Oder die Bildungspolitik: Warum goutiert es die FDP, dass ihre politischen Gegner Lehrpläne und Schulstrukturen als letztes verbliebenes ideologisches Spielfeld betrachten und nicht als Voraussetzung für intensive und leistungsbetonte Wissensvermittlung mit internationalem Benchmark-Charakter? Warum trägt die Schul-Wirklichkeit mit ihrer Technik-Aversion so wenig dazu bei, Deutschland als Land technologischer Spitzenleistungen zu begreifen? Wieso werden Bildungsinvestitionen als haushaltspolitisches Problem, nicht aber als Zukunftssicherung betrachtet? Wieso geht Deutschland so zögerlich mit der Anerkennung ausländischer Bildungsabschlüsse um?

Oder die Familienpolitik: Wieso streitet die FDP zwar heftig für das Ehegattensplitting gleichgeschlechtlicher Lebenspartnerschaften, nicht aber für das Betreuungsgeld von Müttern, die sich um den Lebenskeim einer Gesellschaft besonders bemühen: nämlich die Familie? Wieso macht sie gemeinsame Sache mit jenen auch in der CDU, die das Abschieben von Kindern in Krippen finanziell belohnen, die eigene Erziehungsleistung aber finanziell diskriminieren? Warum engagiert sie sich zwar heftig bei den Gender-Debatten und verschwendet Kraft und Energie bei den Versuchen, ein „drittes Geschlecht“ zu öffentlicher Anerkennung zu bringen, statt Familien mit Kindern und deren Zusammenhalt bevorzugt  zu fördern?

Auch die Steuerpolitik muss aufgegriffen werden: Zwar ist die Neuverschuldung gerade niedrig, aber die Schuldenstände sind enorm.
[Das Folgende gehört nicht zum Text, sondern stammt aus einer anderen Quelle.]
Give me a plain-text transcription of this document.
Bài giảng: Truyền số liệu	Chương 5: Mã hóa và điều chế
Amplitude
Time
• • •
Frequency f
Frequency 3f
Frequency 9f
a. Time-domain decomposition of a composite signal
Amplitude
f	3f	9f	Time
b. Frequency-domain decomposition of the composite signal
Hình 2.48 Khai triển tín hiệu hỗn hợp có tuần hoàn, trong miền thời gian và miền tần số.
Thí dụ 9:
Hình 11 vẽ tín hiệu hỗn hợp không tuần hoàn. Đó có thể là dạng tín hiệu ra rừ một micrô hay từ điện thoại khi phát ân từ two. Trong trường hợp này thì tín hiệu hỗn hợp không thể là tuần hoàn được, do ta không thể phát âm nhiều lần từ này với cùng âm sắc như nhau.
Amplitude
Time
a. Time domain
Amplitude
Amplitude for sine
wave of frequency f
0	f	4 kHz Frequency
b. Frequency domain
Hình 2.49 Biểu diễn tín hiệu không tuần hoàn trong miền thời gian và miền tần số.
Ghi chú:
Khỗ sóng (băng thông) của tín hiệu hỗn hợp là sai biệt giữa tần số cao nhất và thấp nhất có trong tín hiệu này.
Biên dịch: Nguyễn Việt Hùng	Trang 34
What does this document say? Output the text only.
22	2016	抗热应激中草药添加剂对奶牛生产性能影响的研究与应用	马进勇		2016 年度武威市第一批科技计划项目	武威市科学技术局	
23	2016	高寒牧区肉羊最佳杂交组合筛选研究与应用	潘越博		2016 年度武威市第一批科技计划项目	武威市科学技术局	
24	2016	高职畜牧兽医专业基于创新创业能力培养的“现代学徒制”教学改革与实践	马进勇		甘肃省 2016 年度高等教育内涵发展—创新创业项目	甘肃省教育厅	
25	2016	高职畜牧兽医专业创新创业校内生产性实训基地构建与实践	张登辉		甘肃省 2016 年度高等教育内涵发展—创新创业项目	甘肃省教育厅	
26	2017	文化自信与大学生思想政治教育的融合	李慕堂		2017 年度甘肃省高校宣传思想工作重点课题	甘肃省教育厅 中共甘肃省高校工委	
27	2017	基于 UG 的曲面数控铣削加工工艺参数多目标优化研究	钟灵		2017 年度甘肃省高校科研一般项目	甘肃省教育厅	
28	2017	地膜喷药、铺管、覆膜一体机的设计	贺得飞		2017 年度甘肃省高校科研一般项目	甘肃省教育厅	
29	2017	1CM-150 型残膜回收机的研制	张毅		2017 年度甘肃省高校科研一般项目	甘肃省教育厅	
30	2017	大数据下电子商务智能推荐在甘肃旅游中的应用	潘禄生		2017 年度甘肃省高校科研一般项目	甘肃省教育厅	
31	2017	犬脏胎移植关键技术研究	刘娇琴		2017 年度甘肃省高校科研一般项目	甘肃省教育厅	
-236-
Ihr Abbau muss beginnen, er sichert künftige finanzpolitische Solidität.  Und es steht nicht etwa – wie Peer Steinbrück das für den SPD-Wahlkampf ankündigt – eine Steuererhöhungs-Debatte an, vielmehr eine Reduzierung der Staatsausgaben und eine Förderung aller Mechanismen, die die Flexibilität Wirtschaft fördert, den Standort Deutschland interessant und damit die Chance auf viele Arbeitsplätze hoch erhält.

Kurz: Die FDP hat viele Chancen der Profilierung. Sie muss sie nur nutzen und ihre bisherige Konzessionspolitik beenden. Das führt zum Kern: Sie muss sich gegen den Unions-Partner inhaltlich viel schärfer profilieren, der Koalitionskrach muss zur Tagesordnung werden, bis hin zum Koalitionsbruch. Das Ziel ist, die Liberalen im Parlament zu halten. Denn Deutschland braucht eine starke liberale Stimme, der deutsche Parlamentarismus auch. Und auch die Union muss an der Existenz einer Parlaments-FDP interessiert sein, sichert sie der Union doch eine wichtige strukturelle Option des Machterhalts. Christian Lindner kann das mit ordnungspolitischer Klarheit schaffen.